The few studies assessing determinants of physical behaviour patterns over the week have primarily focused on individual factors, such as age , income  and education . However, at best, individual-level factors explain 20–40% of the variance in PA levels . Thus, research and policies on physical behaviours has increasingly adopted a broader approach which also considers environmental determinants, such as work factors [19, 20]. Understanding how work factors could affect daily leisure time physical behaviours is considered particularly important among low SES groups, as such factors are modifiable and amenable to change with interventions [21, 22]. Nevertheless, to our knowledge, no study has investigated how work factors, such as work physical behaviours, influence day-to-day leisure time physical behaviours. Such insight into domain-specific physical behaviours over the week and potentially modifiable determinants is needed to inform approaches aiming to increasing health-enhancing leisure time PA. As highlighted by the World Health Organization (WHO), this knowledge on domain-specific physical behaviour patterns is lacking, yet, urgently needed among less privileged adults .
When investigating the relationship between work and leisure time physical behaviours, it is essential to consider the potential co-dependency between these behaviours. That is, increasing time spent in one behaviour may take away time from another behaviour. Consequently, work and leisure time physical behaviours are likely to be co-dependent and collinear. These type of data are known as compositional data and they convey relative rather than absolute information . Accordingly, assessment of patterns and associations between domain-specific physical behaviours can be made in terms of relative information [25, 26]. This is done by using compositional data analysis (CoDA), which is based on a log-ratio methodology. To our knowledge, no study has assessed the day-to-day pattern of domain specific physical behaviours while taking the co-dependency between time-use behaviours into account.
The aim of this study was to characterize the day-to-day pattern of work and leisure time physical behaviours among low SES adults. Moreover, we investigated the influence of day of the week and its interaction with type of day (i.e. workday vs. non-workday) and work physical behaviours on day-to-day leisure time physical behaviours using a CoDA approach.
This study used baseline data from two Danish studies with identical data procedure and collection: the Danish PHysical ACTivity cohort with Objective measurements (DPhacto)  and the New Method for Objective Measurements of Physical Activity in Daily Living (NOMAD) study . The study population consisted of low SES workers recruited from Danish workplaces within cleaning, transportation, manufacturing, construction, road maintenance, garbage disposal, assembly, mobile plant operator, and health care. Workers were eligible if they were employed in one of the mentioned sectors for at least 20 h/week; between 18 and 65 years old; and had given voluntary consent to participate. Workers were excluded if they had band-aid allergy, fever on the date of data collection or were pregnant.

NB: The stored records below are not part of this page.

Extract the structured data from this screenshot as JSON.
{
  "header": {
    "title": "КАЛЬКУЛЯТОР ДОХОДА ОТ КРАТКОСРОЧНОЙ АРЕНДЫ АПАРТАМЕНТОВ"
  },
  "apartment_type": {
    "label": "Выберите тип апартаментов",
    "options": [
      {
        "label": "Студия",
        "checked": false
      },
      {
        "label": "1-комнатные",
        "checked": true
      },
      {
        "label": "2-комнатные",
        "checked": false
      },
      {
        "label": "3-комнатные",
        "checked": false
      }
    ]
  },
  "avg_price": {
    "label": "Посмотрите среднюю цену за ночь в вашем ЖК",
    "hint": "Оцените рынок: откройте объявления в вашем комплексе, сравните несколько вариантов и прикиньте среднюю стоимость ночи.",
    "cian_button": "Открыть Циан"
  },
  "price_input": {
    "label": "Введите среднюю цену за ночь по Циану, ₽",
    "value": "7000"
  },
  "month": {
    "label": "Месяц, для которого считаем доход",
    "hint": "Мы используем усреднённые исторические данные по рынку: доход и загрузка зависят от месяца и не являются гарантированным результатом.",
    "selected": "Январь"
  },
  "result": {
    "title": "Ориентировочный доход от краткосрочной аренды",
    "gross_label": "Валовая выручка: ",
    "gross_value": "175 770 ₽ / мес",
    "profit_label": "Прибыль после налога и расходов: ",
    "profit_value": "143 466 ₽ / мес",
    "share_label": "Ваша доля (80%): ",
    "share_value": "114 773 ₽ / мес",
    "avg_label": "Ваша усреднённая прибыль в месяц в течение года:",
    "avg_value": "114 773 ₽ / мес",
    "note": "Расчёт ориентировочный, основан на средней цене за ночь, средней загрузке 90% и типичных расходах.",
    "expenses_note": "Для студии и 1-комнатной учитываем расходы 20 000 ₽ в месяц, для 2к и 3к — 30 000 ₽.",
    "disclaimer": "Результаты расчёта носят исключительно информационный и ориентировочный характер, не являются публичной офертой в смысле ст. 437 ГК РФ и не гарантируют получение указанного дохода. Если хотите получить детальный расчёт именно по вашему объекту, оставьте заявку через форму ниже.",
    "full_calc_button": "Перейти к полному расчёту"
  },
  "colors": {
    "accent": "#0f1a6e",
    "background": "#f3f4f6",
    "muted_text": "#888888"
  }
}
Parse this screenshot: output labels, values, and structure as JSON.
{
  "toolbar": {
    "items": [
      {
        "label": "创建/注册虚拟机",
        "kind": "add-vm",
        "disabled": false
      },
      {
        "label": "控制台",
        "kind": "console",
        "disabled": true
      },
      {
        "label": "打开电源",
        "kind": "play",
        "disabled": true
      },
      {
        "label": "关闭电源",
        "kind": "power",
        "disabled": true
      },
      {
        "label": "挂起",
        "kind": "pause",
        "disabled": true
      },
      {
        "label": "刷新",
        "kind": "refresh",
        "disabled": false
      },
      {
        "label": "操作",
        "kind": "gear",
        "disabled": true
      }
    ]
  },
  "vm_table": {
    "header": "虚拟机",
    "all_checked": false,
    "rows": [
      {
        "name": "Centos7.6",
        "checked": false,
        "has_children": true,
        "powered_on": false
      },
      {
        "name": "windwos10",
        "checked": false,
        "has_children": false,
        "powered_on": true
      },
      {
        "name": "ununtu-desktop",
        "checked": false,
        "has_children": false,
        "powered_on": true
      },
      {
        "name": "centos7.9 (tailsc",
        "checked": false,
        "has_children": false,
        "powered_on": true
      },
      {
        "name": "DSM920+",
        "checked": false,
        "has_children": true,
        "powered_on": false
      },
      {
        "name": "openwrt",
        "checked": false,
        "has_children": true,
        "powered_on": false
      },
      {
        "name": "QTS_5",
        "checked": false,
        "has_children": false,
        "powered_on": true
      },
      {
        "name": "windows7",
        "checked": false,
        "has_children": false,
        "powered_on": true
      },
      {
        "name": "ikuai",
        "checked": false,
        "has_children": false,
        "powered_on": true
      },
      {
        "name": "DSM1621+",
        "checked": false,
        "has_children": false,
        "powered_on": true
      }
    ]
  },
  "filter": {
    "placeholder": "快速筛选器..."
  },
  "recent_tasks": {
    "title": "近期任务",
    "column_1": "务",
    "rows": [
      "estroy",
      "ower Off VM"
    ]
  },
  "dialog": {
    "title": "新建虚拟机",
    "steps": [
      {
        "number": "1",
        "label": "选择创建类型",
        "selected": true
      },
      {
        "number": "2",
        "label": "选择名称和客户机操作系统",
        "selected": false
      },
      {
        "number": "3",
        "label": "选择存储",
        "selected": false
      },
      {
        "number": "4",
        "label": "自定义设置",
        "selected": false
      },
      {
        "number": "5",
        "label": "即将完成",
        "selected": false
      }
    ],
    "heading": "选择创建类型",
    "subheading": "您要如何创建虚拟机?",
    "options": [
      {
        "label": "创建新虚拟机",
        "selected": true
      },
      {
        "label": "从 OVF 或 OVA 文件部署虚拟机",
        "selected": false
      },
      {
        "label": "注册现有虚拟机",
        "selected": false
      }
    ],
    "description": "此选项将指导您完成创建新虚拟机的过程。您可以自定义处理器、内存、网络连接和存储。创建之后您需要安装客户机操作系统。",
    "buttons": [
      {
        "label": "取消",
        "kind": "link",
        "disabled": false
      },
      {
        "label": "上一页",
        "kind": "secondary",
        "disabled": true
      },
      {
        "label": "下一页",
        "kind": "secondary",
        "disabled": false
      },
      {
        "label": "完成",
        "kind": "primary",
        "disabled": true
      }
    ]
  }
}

Details of data collection and related instruments used for the DPhacto and NOMAD studies have been described previously [27, 28]. In short, data collection included questionnaires, health checks, and accelerometer-based measurements. Workers eligible for participation were invited to complete a questionnaire and to participate in a health check, which consisted of anthropometric measurements and a physical health examination. Moreover, participants were asked to wear accelerometers for a minimum of two consecutive workdays and to complete a daily diary reporting time at work; time going to bed at night and getting up in the morning; and non-wear time.
Accelerometer measurements of physical Behaviours
Physical behaviours at work and leisure time was assessed using data from one tri-axial ActiGraph GT3X+ accelerometer (Actigraph, Pensacola, FL, USA). The accelerometer was placed on the right thigh using double-sided adhesive tape (3 M, Hair-Set, St. Paul, MN, USA) and Fixomull (Fixomull BSN medical GmbH, Hamburg, Germany). Accelerometer data were downloaded using the Actilife Software version 5.5 (Actigraph, Pensacola, FL, USA)  and analysed using the custom-made MATLAB program Acti4 (The National Research Centre for the Working Environment, Copenhagen, Denmark) . In brief, the Acti4 program derive instantaneous average parameters (i.e. mean and standard deviation of acceleration, inclination) from thigh-worn accelerometer signal using overlapping 2-s intervals. Based on these parameters and a rule-based decision tree, physical behaviours (i.e., cycling, stair climbing, running, walking, standing, sitting and lying) were classified . The Acti4 program has been shown to separate physical behaviours with high sensitivity and specificity under both semi-standardized  and non-standardized conditions .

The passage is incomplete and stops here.